Image: Wolfgang Laib
Images courtesy Diriyah Biennale Foundation
Biennale

Wolfgang Laib Diriyah Contemporary Art Biennale

11 Dezember 2021—11 März 2022
Ad-Diriyah, Saudi Arabia

The theme of the Diriyah Biennale’s first edition – Saudi Arabia's first contemporary art biennale is ‘feeling the stones’. It is inspired by the idea of ‘crossing the river by feeling the stones’, a slogan that emerged during the 1980s as a metaphor for action at a time of social and economic transformation.

The Biennale will take place in a 20,000 square metre area, located in the recently developed creative district of JAX in Diriyah. The exhibition will unfold in six sections examining themes that include memory and preservation; cultural transmission; social engagement; the Anthropocene (the time during which humans have had a substantial impact on our planet) and the spiritual. It aims to create new connections between Saudi Arabia and the international art world, bringing new trends in global contemporary art to Saudi Arabia’s burgeoning cultural scene, with nearly 70 artists exhibiting.

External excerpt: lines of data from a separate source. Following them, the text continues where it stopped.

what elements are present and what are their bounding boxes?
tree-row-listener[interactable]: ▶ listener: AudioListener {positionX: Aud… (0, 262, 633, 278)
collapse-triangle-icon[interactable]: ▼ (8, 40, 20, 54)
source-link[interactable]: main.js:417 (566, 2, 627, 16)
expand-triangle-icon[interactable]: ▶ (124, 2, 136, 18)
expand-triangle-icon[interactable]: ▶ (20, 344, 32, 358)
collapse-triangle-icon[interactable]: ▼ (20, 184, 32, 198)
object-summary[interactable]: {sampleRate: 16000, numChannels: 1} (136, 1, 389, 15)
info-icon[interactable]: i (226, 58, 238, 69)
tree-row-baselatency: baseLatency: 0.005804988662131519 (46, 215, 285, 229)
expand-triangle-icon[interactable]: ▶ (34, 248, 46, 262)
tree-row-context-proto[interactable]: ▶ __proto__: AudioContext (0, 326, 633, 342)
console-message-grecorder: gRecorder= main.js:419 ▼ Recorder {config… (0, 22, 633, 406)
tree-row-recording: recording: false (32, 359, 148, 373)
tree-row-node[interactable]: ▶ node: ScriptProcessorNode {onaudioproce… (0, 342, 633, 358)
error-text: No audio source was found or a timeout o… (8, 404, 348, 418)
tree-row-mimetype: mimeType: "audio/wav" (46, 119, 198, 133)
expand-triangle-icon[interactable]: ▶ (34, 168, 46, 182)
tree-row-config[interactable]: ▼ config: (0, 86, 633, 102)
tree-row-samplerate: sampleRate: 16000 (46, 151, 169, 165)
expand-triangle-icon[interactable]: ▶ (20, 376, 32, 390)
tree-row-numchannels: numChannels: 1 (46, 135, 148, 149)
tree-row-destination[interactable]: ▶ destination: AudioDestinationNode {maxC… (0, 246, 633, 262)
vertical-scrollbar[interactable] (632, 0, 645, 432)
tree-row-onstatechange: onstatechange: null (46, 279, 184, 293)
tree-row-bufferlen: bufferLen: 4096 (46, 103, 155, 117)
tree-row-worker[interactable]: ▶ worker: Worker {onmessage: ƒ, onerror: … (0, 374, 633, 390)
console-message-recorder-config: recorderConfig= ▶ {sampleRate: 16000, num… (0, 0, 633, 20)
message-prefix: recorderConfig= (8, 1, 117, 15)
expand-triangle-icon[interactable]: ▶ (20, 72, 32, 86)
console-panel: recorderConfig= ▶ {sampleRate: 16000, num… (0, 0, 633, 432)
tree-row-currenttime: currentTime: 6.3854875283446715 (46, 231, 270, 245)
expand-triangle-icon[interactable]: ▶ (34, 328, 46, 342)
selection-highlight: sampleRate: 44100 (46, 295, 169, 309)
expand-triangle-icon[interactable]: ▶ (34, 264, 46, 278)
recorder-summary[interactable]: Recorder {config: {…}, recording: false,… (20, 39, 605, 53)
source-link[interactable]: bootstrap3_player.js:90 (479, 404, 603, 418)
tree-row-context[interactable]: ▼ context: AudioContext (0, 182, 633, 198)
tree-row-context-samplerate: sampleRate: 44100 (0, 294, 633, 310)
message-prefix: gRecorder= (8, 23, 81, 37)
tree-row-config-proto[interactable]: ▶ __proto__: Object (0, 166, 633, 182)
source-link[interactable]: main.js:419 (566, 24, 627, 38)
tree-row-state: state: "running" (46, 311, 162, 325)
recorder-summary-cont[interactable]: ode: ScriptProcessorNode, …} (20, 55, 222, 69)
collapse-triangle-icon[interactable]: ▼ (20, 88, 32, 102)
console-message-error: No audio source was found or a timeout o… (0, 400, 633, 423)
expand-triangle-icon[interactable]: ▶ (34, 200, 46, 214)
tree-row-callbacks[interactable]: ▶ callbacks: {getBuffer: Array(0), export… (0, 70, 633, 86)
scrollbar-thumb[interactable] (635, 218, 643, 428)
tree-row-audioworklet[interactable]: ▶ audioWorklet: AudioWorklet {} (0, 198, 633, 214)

In his installation at the Biennale, Wolfgang Laib contrasts the scale of 8000 small, conic rice mounds and miniature granite houses with a monumental ziggurat, a Mesopotamian religious step pyramid. On the role of scale in his work, Laib notes: ‘It’s necessary to have both the fragility and the sense of size where small can be bigger than big.’ Although the rice mounds are comparatively small, they compel the viewer to bend down in observation, a manipulation of the body achieved purely through aesthetic means. Visitors look down on the mounds and the low, long houses as if from atop the ziggurat’s staircase, surveying from the bridge between heaven and earth. Although Laib has created ziggurat sculptures for over two decades, this is the first time he has shown such pieces in the Middle East, where the form originated. Laib’s mounds of varying heights recall the rise and fall of these structures over time, inviting viewers to consider how even the humblest materials can take on new forms.